Le retour à la normale touche à sa fin. Quelques semaines après les perturbations qui avaient bouleversé son programme, Emirates indique, ce 4 mai, que 96 % de son réseau mondial est de nouveau opérationnel. La compagnie a, dit-elle, méthodiquement remonté ses fréquences sur l’ensemble de ses zones de desserte — Amériques, Europe, Afrique, Moyen-Orient et Golfe, Asie de l’Ouest, Extrême-Orient et Australasie. Une remontée par strates, théâtre par théâtre, qui traduit l’ampleur de l’écheveau à reconstituer.
Une remontée graduelle des capacités
Dans le détail, l’opérateur dessert désormais 137 destinations réparties dans 72 pays, à raison de plus de 1 300 fréquences hebdomadaires — soit 75 % de la capacité enregistrée avant la crise. Selon la compagnie, ce rétablissement confirme « le rôle clé de Dubaï comme hub majeur du transport aérien mondial ». Le chiffre n’est pas anodin : malgré un programme allégé, le pavillon émirati revendique avoir transporté 4,7 millions de passagers durant la séquence de perturbations, signal d’une demande qui ne s’est jamais véritablement repliée. Une donnée que la direction met en avant pour souligner la solidité du lien commercial avec sa clientèle long-courrier.

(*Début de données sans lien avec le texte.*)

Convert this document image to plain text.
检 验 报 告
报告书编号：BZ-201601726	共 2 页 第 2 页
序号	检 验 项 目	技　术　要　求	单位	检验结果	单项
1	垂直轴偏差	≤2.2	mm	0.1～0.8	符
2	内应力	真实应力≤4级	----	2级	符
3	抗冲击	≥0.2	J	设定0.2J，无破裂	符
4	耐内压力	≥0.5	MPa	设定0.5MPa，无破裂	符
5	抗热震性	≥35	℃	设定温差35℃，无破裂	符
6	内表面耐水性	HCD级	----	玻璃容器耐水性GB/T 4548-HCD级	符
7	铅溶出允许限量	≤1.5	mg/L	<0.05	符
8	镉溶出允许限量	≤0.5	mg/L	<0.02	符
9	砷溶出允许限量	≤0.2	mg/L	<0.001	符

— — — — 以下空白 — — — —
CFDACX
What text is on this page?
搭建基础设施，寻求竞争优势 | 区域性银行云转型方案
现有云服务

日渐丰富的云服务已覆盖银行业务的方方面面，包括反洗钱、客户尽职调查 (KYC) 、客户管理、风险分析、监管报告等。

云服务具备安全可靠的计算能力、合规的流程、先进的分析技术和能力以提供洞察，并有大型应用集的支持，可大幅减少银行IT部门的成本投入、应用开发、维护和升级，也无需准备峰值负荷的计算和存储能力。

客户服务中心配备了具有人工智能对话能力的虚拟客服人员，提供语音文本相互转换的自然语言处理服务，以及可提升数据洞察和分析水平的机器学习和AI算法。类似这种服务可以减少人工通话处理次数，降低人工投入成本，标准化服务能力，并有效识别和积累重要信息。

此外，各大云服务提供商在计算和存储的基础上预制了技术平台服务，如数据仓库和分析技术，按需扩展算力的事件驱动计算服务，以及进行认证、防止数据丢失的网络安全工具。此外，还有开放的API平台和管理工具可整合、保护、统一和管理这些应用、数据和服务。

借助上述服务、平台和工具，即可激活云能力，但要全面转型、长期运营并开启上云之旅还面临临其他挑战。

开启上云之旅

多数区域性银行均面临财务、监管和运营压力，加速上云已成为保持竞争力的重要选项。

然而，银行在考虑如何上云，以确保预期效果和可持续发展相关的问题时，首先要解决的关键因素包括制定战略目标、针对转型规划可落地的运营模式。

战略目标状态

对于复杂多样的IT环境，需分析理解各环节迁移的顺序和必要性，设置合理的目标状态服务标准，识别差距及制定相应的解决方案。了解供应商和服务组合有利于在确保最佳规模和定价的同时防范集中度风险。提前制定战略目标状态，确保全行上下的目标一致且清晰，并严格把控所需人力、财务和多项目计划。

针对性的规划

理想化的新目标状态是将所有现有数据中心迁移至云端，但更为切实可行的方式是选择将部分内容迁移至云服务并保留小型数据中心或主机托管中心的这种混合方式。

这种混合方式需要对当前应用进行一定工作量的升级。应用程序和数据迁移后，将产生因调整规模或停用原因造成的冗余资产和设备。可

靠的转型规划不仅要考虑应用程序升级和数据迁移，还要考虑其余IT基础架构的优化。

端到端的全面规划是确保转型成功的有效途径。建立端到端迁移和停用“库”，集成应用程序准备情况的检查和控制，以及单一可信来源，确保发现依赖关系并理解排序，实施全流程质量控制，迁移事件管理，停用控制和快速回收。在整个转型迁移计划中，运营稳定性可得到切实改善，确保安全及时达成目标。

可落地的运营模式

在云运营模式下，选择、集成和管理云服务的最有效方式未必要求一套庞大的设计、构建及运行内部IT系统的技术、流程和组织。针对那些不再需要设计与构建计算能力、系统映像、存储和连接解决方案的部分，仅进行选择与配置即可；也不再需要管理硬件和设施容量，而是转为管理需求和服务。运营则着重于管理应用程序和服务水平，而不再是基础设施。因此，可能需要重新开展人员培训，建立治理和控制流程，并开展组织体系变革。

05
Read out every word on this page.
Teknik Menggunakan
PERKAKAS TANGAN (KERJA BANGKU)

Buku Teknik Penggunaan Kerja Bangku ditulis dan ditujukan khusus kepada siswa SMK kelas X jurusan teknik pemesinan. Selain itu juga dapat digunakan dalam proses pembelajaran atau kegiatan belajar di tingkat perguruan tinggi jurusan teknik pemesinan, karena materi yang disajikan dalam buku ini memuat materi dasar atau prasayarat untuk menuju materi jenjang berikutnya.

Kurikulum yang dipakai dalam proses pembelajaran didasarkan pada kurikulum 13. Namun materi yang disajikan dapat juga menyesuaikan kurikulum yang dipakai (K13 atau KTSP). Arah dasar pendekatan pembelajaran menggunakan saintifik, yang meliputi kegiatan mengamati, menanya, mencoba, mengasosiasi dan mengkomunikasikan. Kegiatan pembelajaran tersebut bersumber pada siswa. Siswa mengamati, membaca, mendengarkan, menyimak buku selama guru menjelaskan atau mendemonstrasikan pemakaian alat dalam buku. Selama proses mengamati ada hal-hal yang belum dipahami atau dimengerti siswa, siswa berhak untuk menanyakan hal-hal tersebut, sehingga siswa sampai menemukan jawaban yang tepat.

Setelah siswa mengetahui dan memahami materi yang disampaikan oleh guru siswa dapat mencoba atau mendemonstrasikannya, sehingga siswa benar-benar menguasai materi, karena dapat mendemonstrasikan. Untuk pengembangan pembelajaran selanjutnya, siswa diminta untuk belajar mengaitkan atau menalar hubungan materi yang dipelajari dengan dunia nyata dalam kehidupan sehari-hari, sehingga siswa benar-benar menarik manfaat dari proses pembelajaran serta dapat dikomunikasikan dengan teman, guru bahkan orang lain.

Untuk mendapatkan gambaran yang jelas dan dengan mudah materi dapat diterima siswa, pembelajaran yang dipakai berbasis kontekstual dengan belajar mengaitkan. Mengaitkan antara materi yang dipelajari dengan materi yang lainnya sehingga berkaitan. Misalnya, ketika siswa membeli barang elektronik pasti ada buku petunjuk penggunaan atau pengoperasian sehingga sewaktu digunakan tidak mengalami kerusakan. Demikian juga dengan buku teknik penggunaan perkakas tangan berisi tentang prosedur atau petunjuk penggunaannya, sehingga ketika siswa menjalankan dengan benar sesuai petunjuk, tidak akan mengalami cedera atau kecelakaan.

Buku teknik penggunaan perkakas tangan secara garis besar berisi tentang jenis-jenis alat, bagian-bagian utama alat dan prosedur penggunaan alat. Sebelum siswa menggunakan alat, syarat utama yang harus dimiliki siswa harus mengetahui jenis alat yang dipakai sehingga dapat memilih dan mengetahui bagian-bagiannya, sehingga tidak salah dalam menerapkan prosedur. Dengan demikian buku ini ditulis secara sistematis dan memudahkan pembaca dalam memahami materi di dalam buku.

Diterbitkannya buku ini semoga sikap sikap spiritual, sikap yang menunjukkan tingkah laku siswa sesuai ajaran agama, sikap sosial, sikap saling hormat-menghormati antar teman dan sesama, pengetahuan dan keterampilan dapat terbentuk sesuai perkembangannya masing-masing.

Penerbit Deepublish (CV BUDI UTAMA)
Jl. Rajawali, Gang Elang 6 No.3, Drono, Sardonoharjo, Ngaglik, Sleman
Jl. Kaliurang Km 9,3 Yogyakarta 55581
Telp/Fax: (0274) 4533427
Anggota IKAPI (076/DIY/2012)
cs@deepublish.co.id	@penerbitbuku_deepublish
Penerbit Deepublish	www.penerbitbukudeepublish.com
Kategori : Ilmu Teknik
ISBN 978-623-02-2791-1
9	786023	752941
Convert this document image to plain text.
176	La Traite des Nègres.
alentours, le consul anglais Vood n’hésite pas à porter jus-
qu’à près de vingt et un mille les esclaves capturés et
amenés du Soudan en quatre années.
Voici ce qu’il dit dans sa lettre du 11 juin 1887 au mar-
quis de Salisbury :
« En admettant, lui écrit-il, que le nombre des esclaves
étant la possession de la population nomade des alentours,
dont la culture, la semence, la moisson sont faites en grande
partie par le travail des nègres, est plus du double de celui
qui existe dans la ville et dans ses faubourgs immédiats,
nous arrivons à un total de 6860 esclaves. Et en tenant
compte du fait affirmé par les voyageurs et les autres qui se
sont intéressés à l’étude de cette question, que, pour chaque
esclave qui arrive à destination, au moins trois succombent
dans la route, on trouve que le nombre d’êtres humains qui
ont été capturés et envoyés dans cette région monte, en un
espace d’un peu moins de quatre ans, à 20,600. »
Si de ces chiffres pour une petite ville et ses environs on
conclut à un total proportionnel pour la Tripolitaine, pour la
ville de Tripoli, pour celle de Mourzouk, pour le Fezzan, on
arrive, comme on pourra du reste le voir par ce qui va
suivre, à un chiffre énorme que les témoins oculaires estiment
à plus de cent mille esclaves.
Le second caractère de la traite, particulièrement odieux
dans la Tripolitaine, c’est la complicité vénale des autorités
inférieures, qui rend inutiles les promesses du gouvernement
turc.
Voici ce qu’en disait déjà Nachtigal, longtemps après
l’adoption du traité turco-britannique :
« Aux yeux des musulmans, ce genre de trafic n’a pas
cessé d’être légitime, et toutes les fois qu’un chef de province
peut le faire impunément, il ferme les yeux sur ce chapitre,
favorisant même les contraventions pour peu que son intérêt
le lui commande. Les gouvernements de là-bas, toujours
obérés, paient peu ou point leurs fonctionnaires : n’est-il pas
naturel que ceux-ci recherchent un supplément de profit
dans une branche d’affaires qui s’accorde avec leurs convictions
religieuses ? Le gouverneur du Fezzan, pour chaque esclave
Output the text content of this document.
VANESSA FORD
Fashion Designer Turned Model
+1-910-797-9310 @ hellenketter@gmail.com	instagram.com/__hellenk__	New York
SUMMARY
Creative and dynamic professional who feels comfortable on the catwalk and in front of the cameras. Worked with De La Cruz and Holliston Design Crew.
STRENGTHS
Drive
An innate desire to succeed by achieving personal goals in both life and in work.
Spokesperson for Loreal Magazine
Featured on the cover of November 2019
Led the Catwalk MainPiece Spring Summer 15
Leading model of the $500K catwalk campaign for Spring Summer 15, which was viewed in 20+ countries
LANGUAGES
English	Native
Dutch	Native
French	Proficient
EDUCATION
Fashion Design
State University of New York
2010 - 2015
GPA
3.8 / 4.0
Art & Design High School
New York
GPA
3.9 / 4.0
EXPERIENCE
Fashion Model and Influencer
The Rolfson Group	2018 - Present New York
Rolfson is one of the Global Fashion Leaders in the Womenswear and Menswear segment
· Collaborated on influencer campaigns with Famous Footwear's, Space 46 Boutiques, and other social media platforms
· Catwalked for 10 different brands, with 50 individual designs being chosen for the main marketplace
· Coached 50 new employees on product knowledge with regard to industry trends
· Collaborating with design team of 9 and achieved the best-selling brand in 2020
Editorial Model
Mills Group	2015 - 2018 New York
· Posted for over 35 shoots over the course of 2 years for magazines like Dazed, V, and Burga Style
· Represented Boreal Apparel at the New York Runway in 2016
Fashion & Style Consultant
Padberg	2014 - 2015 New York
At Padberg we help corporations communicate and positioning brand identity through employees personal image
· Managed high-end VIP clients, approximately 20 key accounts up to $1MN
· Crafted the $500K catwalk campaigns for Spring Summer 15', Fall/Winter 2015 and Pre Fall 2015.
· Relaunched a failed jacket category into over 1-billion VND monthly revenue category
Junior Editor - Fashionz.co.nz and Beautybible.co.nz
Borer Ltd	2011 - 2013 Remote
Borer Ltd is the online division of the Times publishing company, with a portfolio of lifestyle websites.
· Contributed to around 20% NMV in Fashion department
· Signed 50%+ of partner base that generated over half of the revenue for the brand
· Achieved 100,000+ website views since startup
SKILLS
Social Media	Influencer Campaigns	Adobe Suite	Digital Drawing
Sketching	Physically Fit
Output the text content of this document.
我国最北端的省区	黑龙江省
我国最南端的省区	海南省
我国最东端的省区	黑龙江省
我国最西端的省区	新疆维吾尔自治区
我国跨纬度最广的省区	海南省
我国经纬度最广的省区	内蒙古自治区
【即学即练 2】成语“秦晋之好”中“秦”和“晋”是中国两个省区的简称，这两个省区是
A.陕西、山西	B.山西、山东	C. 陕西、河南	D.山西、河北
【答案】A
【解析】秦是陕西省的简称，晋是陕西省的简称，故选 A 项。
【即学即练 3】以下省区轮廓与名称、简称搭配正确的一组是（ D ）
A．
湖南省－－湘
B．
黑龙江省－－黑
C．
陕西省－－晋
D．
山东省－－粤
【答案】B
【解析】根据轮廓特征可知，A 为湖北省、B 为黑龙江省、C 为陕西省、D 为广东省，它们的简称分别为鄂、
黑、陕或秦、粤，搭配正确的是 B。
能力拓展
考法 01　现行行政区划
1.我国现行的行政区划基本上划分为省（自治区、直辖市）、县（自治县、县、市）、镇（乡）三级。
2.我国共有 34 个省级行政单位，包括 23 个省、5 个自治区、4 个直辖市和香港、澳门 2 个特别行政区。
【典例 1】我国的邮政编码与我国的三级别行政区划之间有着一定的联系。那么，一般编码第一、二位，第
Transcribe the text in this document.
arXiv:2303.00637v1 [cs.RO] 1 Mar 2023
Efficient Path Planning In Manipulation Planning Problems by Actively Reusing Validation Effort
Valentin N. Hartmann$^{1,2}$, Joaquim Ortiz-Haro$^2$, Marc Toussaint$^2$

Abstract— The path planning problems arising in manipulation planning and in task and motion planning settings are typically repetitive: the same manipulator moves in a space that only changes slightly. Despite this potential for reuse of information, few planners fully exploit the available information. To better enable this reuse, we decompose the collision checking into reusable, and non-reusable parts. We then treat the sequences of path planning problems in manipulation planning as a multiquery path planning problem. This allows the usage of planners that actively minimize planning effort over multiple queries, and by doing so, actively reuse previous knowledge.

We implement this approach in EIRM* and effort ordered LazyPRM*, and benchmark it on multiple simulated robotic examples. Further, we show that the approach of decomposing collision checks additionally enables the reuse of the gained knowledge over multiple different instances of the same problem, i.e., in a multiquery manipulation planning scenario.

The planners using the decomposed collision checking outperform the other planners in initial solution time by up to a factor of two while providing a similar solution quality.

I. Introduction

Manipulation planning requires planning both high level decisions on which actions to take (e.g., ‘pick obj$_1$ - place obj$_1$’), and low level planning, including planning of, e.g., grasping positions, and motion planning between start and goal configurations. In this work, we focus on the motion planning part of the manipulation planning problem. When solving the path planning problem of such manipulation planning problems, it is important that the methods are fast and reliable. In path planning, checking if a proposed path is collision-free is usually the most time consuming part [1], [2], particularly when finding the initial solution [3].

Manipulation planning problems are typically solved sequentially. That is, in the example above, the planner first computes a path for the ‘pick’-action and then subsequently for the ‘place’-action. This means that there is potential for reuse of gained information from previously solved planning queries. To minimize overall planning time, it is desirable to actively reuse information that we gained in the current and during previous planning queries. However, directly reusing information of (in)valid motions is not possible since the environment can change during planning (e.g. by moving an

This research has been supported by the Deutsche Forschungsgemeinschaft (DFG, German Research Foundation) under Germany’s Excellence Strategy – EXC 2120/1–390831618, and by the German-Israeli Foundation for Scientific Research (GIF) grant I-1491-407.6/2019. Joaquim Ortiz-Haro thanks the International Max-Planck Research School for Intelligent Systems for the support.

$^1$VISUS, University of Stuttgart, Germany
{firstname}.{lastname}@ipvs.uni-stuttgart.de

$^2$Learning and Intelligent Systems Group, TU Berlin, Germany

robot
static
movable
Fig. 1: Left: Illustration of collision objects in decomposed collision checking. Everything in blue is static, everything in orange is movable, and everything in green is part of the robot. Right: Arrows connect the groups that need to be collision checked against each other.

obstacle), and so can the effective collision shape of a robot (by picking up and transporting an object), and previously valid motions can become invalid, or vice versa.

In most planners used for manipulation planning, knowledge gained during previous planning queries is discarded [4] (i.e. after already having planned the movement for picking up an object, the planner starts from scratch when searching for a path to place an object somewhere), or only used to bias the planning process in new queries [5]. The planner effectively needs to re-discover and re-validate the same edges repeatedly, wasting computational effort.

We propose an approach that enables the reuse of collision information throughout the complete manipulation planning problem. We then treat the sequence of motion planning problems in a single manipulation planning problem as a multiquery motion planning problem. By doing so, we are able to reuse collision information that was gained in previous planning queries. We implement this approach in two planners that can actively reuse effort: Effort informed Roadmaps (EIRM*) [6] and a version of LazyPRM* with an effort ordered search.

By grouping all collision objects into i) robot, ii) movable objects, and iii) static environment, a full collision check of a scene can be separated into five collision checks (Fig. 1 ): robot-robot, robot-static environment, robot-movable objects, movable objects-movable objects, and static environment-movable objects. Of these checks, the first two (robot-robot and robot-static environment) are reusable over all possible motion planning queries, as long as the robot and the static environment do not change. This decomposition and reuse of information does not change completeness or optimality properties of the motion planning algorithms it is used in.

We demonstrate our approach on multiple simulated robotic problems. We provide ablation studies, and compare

L’expérience à bord, argument de reconquête
Sur le terrain commercial, Emirates mise plus que jamais sur la qualité de service pour conserver son ascendant. À bord, l’expérience culinaire — menus en plusieurs plats, inspirés des cuisines régionales et signés par des chefs primés — reste l’un des marqueurs identitaires de la compagnie, au même titre que sa carte de boissons premium. Le système de divertissement ice revendique, lui, plus de 6 500 chaînes en près de quarante langues, des films et séries aux podcasts, jeux et livres audio.
La connectivité, longtemps tenue à distance par l’altitude, a franchi un cap. Vingt-huit appareils sont désormais équipés de Starlink, qui promet « un internet ultra-rapide et fiable » à 40 000 pieds. Une réponse à une attente devenue, sur certaines lignes affaires, un critère de choix presque autant que l’horaire ou le tarif.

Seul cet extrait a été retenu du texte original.